As a citizen of the US, I strongly disapprove of Sharia law—but how do I defend that my position is the right one?
Likewise, China’s social credit system is heavily criticized in the United States for the presumption that the government’s values are superior in some way. Although we rarely blink at the removal of hate speech online, many of us in the US think that China’s sort of algorithmic moral babysitting is the stuff of dystopic movies.
It beckons recollections of atrocities that occurred under authoritarian regimes, like Stalin’s or Hitler’s. I don’t need to spend much time explaining why the evolutionary approach to programming ethics into AI is as appealing as it is problematic. We think some morals are better than others, they just happen to be our morals.
The third main way we tend to make sense of other cultures is to think of them relativistically. That is, to presume that no one culture is better than another—they are simply different but equal.
This kind of an approach is attractive to postmodernist mindsets which like to use phrases like “my truth” or “your truth,” as though what is right and good for one person does not hold up universally. Again, this approach is both useful and problematic.
It is admirable to be able to recognize the dignity of each culture, and it’s attractive to be able to respect rich histories of ethics and morals of others. It also rescues us from the moral colonialism which is the natural extension of evolutionary approaches to morality.
That being said, this position means we also cannot take a hard moral stance—we cannot claim that one culture’s morality is better than another.
In terms of our AI, this position is likely to allow cultural norms to dictate which ethics are implemented in a given circumstance. One driverless car dilemma study highlights these differences.
In eastern countries, let the self-driving car kill the young just as much as the old, and kill the unlawful while sparing the lawful. In southern countries, let the self-driving car kill the obese and spare the fit, and kill the homeless and spare the wealthy. In the western countries, let the self-driving car stay its course, killing whoever is in the way and sparing whoever is not—unless of course, there are different numbers at stake, in which case kill the few to spare the many.
But there is something nauseating about the thought of calling all these ethical algorithms different but equal. Something about their moral implications draws us to claim that we think some of these moral values are better or worse than others.

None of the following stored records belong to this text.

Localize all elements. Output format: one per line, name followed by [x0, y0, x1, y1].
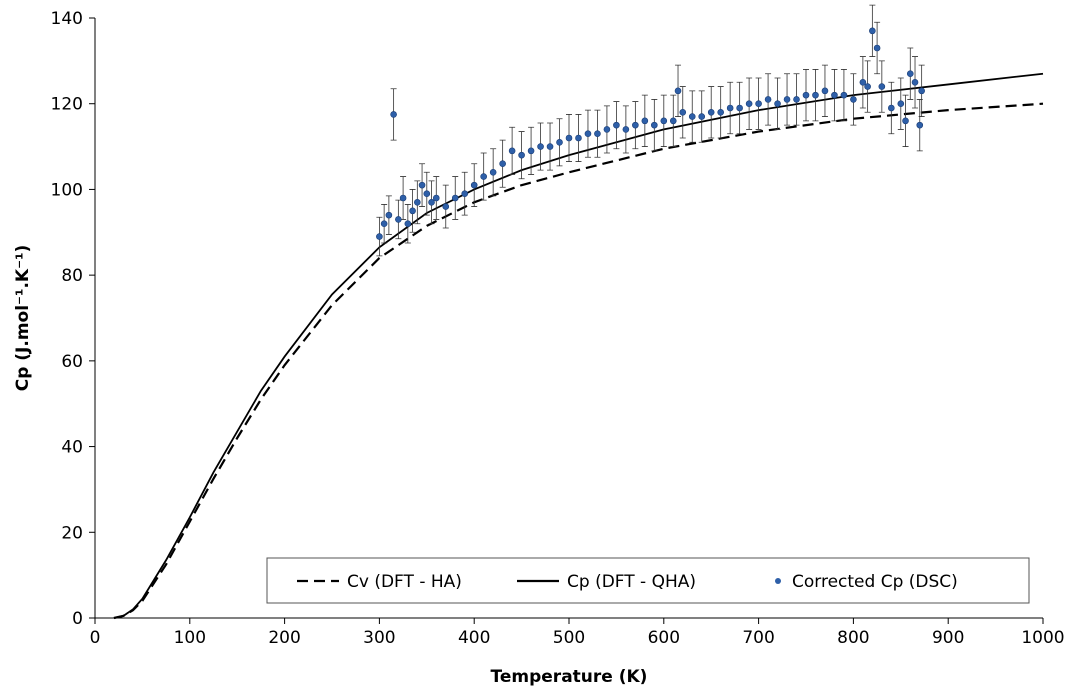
data-point	[755, 100, 762, 108]
data-point	[565, 134, 573, 142]
data-point	[518, 151, 525, 159]
data-point	[783, 96, 791, 103]
data-point	[812, 91, 819, 99]
data-point	[745, 100, 753, 108]
data-point	[376, 233, 383, 240]
data-point	[423, 190, 431, 198]
data-point	[390, 111, 397, 118]
data-point	[774, 100, 781, 108]
data-point	[793, 96, 800, 103]
y-tick-label: 20	[61, 523, 83, 543]
data-point	[470, 181, 478, 189]
data-point	[679, 108, 687, 116]
data-point	[674, 87, 682, 95]
data-point	[489, 168, 497, 176]
y-tick-label: 0	[72, 609, 83, 629]
curve	[113, 72, 1044, 619]
data-point	[736, 104, 743, 112]
data-point	[594, 130, 601, 138]
y-tick-label: 100	[51, 180, 83, 200]
data-point	[916, 121, 924, 129]
x-tick-label: 0	[90, 628, 101, 648]
data-point	[399, 194, 407, 202]
data-point	[878, 83, 886, 90]
data-point	[864, 83, 871, 90]
x-tick-label: 400	[458, 628, 490, 648]
y-tick-label: 140	[51, 9, 83, 29]
data-point	[414, 198, 421, 206]
data-point	[717, 108, 724, 116]
x-axis-title: Temperature (K)	[491, 667, 648, 687]
data-point	[764, 96, 772, 103]
data-point	[556, 138, 563, 146]
x-tick-label: 200	[268, 628, 300, 648]
data-point	[428, 198, 435, 206]
x-tick-label: 600	[648, 628, 680, 648]
data-point	[641, 117, 649, 125]
data-point	[404, 220, 412, 228]
y-tick-label: 80	[61, 266, 83, 286]
data-point	[669, 117, 677, 125]
data-point	[613, 121, 620, 129]
x-tick-label: 100	[174, 628, 206, 648]
data-point	[850, 96, 857, 103]
data-point	[461, 190, 469, 198]
data-point	[651, 121, 658, 129]
data-point	[508, 147, 516, 155]
data-point	[897, 100, 905, 108]
x-tick-label: 500	[553, 628, 585, 648]
legend-label: Cv (DFT - HA)	[347, 572, 462, 592]
data-point	[859, 78, 867, 86]
data-point	[418, 181, 426, 189]
data-point	[527, 147, 535, 155]
legend-label: Cp (DFT - QHA)	[567, 572, 696, 592]
x-tick-label: 700	[742, 628, 774, 648]
data-point	[869, 27, 876, 35]
data-point	[451, 194, 459, 202]
data-point	[409, 207, 416, 215]
data-point	[432, 194, 440, 202]
data-point	[831, 91, 838, 99]
x-tick-label: 300	[363, 628, 395, 648]
data-point	[480, 173, 487, 180]
data-point	[622, 126, 630, 133]
data-point	[906, 70, 914, 78]
data-point	[380, 220, 388, 228]
legend-label: Corrected Cp (DSC)	[792, 572, 958, 592]
data-point	[395, 216, 402, 223]
data-point	[698, 113, 706, 120]
y-tick-label: 120	[51, 95, 83, 115]
legend-marker	[775, 578, 781, 584]
y-axis-title: Cp (J.mol⁻¹.K⁻¹)	[13, 245, 33, 392]
data-point	[707, 108, 715, 116]
x-tick-label: 800	[837, 628, 869, 648]
data-point	[821, 87, 829, 95]
data-point	[584, 130, 592, 138]
data-point	[385, 211, 393, 219]
data-point	[911, 78, 919, 86]
data-point	[632, 121, 639, 129]
x-tick-label: 1000	[1021, 628, 1064, 648]
y-tick-label: 60	[61, 352, 83, 372]
legend-box	[266, 557, 1030, 604]
data-point	[603, 126, 611, 133]
data-point	[902, 117, 909, 125]
data-point	[688, 113, 696, 120]
curve	[113, 102, 1044, 620]
data-point	[499, 160, 506, 168]
data-point	[726, 104, 734, 112]
data-point	[918, 87, 925, 95]
y-tick-label: 40	[61, 438, 83, 458]
data-point	[546, 143, 554, 150]
data-point	[840, 91, 848, 99]
data-point	[537, 143, 544, 150]
data-point	[575, 134, 582, 142]
data-point	[660, 117, 668, 125]
x-tick-label: 900	[932, 628, 964, 648]
data-point	[802, 91, 810, 99]
data-point	[888, 104, 895, 112]
data-point	[442, 203, 450, 210]
data-point	[873, 44, 881, 52]
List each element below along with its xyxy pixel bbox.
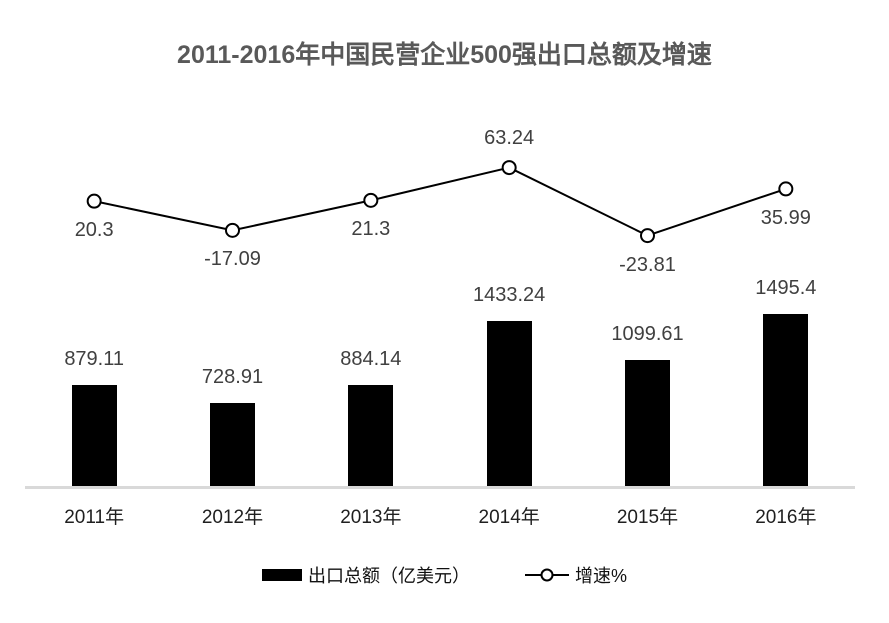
bar-2011年 <box>71 385 117 487</box>
line-marker <box>86 193 102 209</box>
x-tick-label: 2015年 <box>616 507 679 528</box>
bar-2016年 <box>763 314 809 487</box>
bar-value-label: 1495.4 <box>755 277 817 300</box>
bar-value-label: 728.91 <box>201 365 264 388</box>
bar-2013年 <box>348 384 394 487</box>
line-value-label: 21.3 <box>351 218 391 241</box>
bar-value-label: 884.14 <box>340 347 402 370</box>
line-marker <box>225 222 240 238</box>
x-tick-label: 2012年 <box>201 507 264 528</box>
x-tick-label: 2014年 <box>478 507 540 528</box>
line-value-label: 20.3 <box>74 219 114 242</box>
bar-2015年 <box>625 359 670 487</box>
growth-rate-line <box>93 166 787 237</box>
line-marker <box>640 228 655 244</box>
legend: 出口总额（亿美元） 增速% <box>0 562 889 588</box>
line-series-marker-icon <box>524 568 569 582</box>
legend-label-export-total: 出口总额（亿美元） <box>307 566 470 586</box>
bar-value-label: 879.11 <box>64 348 124 371</box>
chart-title: 2011-2016年中国民营企业500强出口总额及增速 <box>177 41 712 69</box>
bar-value-label: 1433.24 <box>473 284 546 307</box>
legend-item-growth-rate: 增速% <box>524 562 627 588</box>
x-tick-label: 2011年 <box>64 507 125 528</box>
bar-2014年 <box>486 321 532 487</box>
line-value-label: 35.99 <box>760 206 811 229</box>
line-value-label: 63.24 <box>484 126 535 149</box>
x-tick-label: 2016年 <box>755 507 817 528</box>
bar-series-swatch <box>261 569 302 581</box>
bar-2012年 <box>210 402 255 487</box>
line-marker <box>778 181 794 197</box>
legend-label-growth-rate: 增速% <box>574 566 627 586</box>
x-axis-line <box>25 486 855 489</box>
line-marker <box>363 192 379 208</box>
line-value-label: -23.81 <box>619 253 676 276</box>
legend-item-export-total: 出口总额（亿美元） <box>261 562 470 588</box>
x-tick-label: 2013年 <box>340 507 402 528</box>
line-value-label: -17.09 <box>204 248 261 271</box>
line-marker <box>501 160 517 176</box>
bar-value-label: 1099.61 <box>611 322 684 345</box>
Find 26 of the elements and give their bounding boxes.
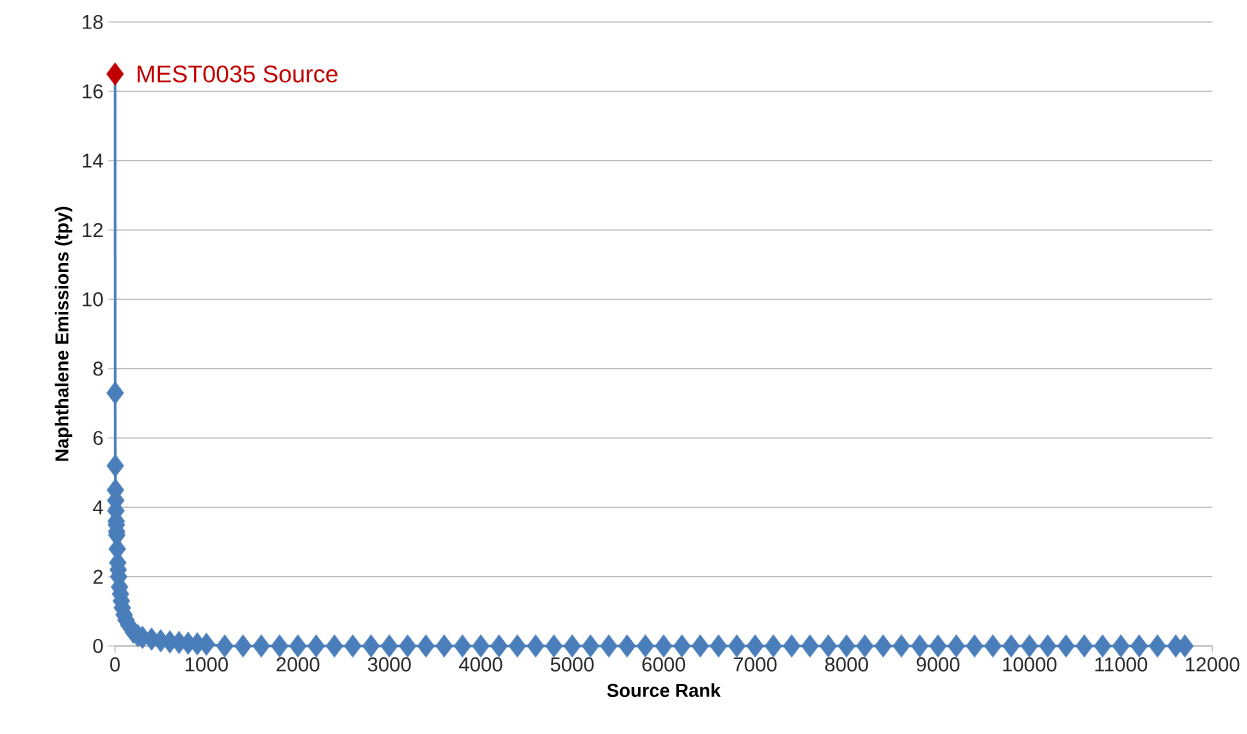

And here we find ourselves at the beginning, hoping to grasp onto some sort of a universal value set. And indeed, sometimes we can find a fruitful point of agreement.
Most people value human lives over the lives of dogs and cats. Most people value more lives over fewer lives. And yet, these pieces seem to be a drop of water in the ethical ocean AI is facing
We know that the vast majority of algorithms are not universally morally palatable. Additionally, these decisions are happening behind the protection of tech monopolies’ NDAs. We often don’t know the ethical fabric of AI unless someone happens to audit a specific algorithm, an employee whistle-blows, or someone brings a lawsuit for discriminatory treatment. Who’s watching the watchmen?